Anche in questo caso  alti dirigenti della formazione politica sono stati arrestati e alcune delle sue sedi, compresa quella di Addis Abeba, sono state chiuse.
Il ritiro dei due principali partiti di opposizione potrebbe minare la credibilità del voto.
Anche sotto l’aspetto umanitario nel Tigray sono stati raggiunti livelli di pericolosità mai raggiunti prima.
Si rischia la penuria alimentare, come denuncia da settimane il Vescovo dell’Eparchia cattolica di Adigrat, Mons. Tesfaselassie Medhin.
Sono aumentati i casi di malnutrizione anche tra i bambini al di sotto dei 5 anni, denuncia l’agenzia Fides. Molte donne, costrette a partorire in casa senza alcuna assistenza, non riescono ad allattare il proprio neonato perché non assumono la giusta quantità di cibo necessaria per produrre il latte materno.
La situazione è aggravata dal blocco dei trasporti che rende inaccessibile agli aiuti umanitari l’80% della regione, l’aumento del prezzo delle derrate alimentari, il crollo delle vaccinazioni. Attualmente circa 4 milioni di persone non hanno accesso alle cure.
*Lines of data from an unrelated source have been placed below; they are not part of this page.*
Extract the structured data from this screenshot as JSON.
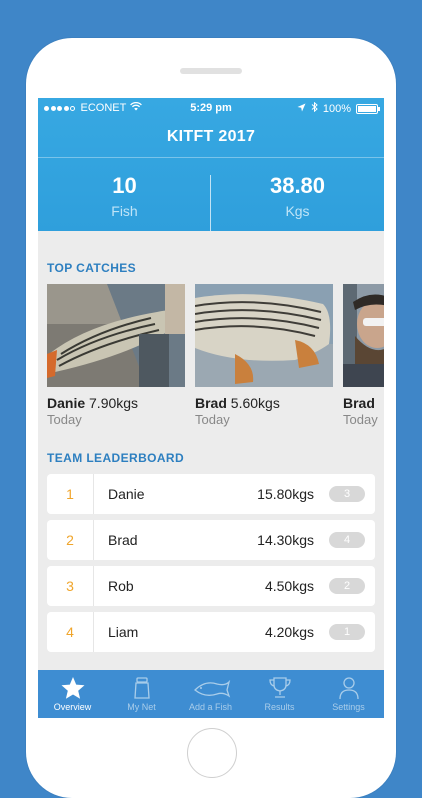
{
  "status": {
    "carrier": "ECONET",
    "time": "5:29 pm",
    "battery": "100%"
  },
  "header": {
    "title": "KITFT 2017",
    "stats": [
      {
        "value": "10",
        "label": "Fish"
      },
      {
        "value": "38.80",
        "label": "Kgs"
      }
    ]
  },
  "top_catches": {
    "title": "TOP CATCHES",
    "items": [
      {
        "name": "Danie",
        "weight": "7.90kgs",
        "date": "Today"
      },
      {
        "name": "Brad",
        "weight": "5.60kgs",
        "date": "Today"
      },
      {
        "name": "Brad",
        "weight": "",
        "date": "Today"
      }
    ]
  },
  "leaderboard": {
    "title": "TEAM LEADERBOARD",
    "rows": [
      {
        "rank": "1",
        "name": "Danie",
        "weight": "15.80kgs",
        "count": "3"
      },
      {
        "rank": "2",
        "name": "Brad",
        "weight": "14.30kgs",
        "count": "4"
      },
      {
        "rank": "3",
        "name": "Rob",
        "weight": "4.50kgs",
        "count": "2"
      },
      {
        "rank": "4",
        "name": "Liam",
        "weight": "4.20kgs",
        "count": "1"
      }
    ]
  },
  "tabs": [
    {
      "label": "Overview",
      "icon": "star-icon",
      "active": true
    },
    {
      "label": "My Net",
      "icon": "net-icon",
      "active": false
    },
    {
      "label": "Add a Fish",
      "icon": "fish-icon",
      "active": false
    },
    {
      "label": "Results",
      "icon": "trophy-icon",
      "active": false
    },
    {
      "label": "Settings",
      "icon": "person-icon",
      "active": false
    }
  ]
}
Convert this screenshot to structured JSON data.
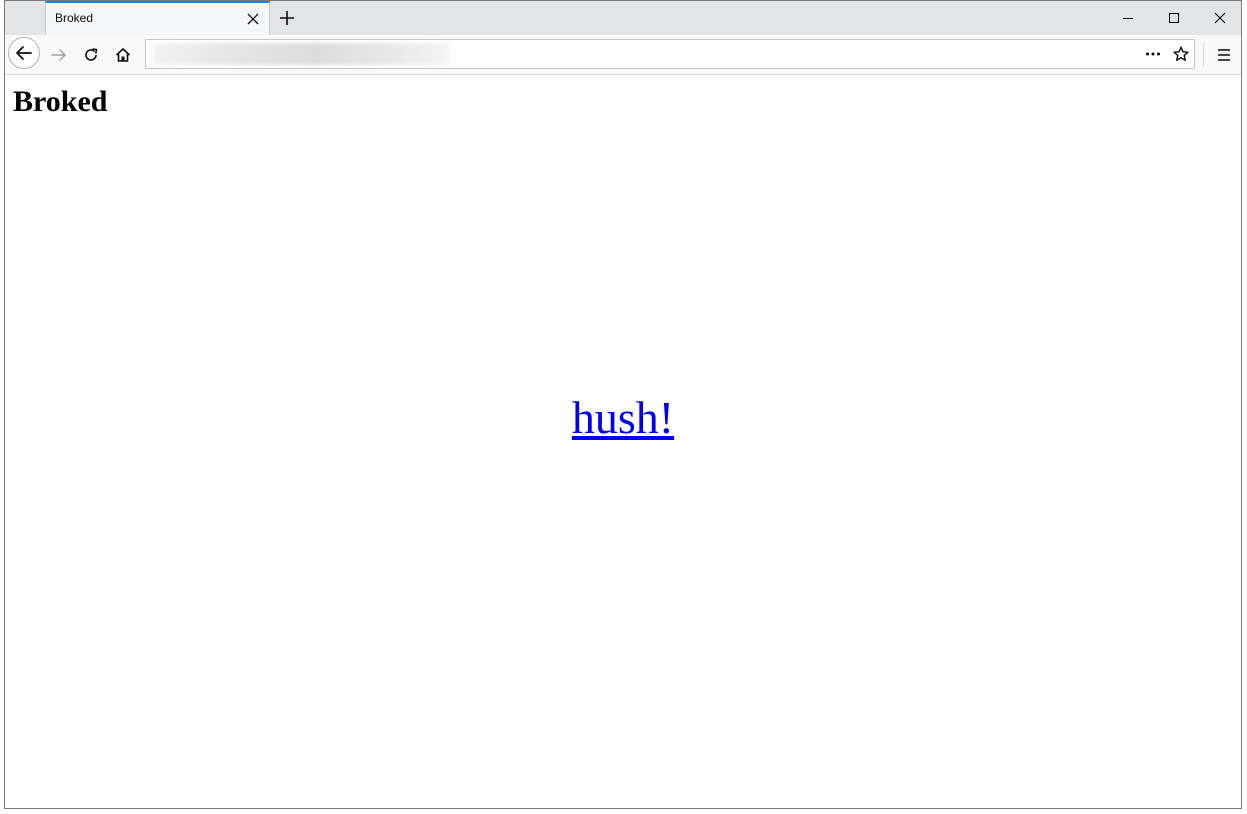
{
  "browser": {
    "tab": {
      "title": "Broked"
    },
    "address_bar": {
      "url": ""
    },
    "colors": {
      "tab_accent": "#0a84ff",
      "link": "#0000ee"
    }
  },
  "icons": {
    "tab_close": "close-icon",
    "new_tab": "plus-icon",
    "minimize": "minimize-icon",
    "maximize": "maximize-icon",
    "close_window": "close-icon",
    "back": "arrow-left-icon",
    "forward": "arrow-right-icon",
    "reload": "reload-icon",
    "home": "home-icon",
    "page_actions": "more-horizontal-icon",
    "bookmark": "star-icon",
    "menu": "hamburger-menu-icon"
  },
  "page": {
    "heading": "Broked",
    "center_link": "hush!"
  }
}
La Chiesa cattolica etiope, con la Caritas nazionale, ha subito attivato una rete di coordinamento per monitorare la crisi e garantire una risposta umanitaria adeguata, coinvolgendo gli Uffici diocesani, i membri internazionali della rete Caritas già presenti sul territorio e altre realtà tra cui Medici con
l’Africa Cuamm, che nella regione assiste oltre un milione di persone.
Bisogna fare presto per scongiurare una catastrofe sanitaria senza precedenti.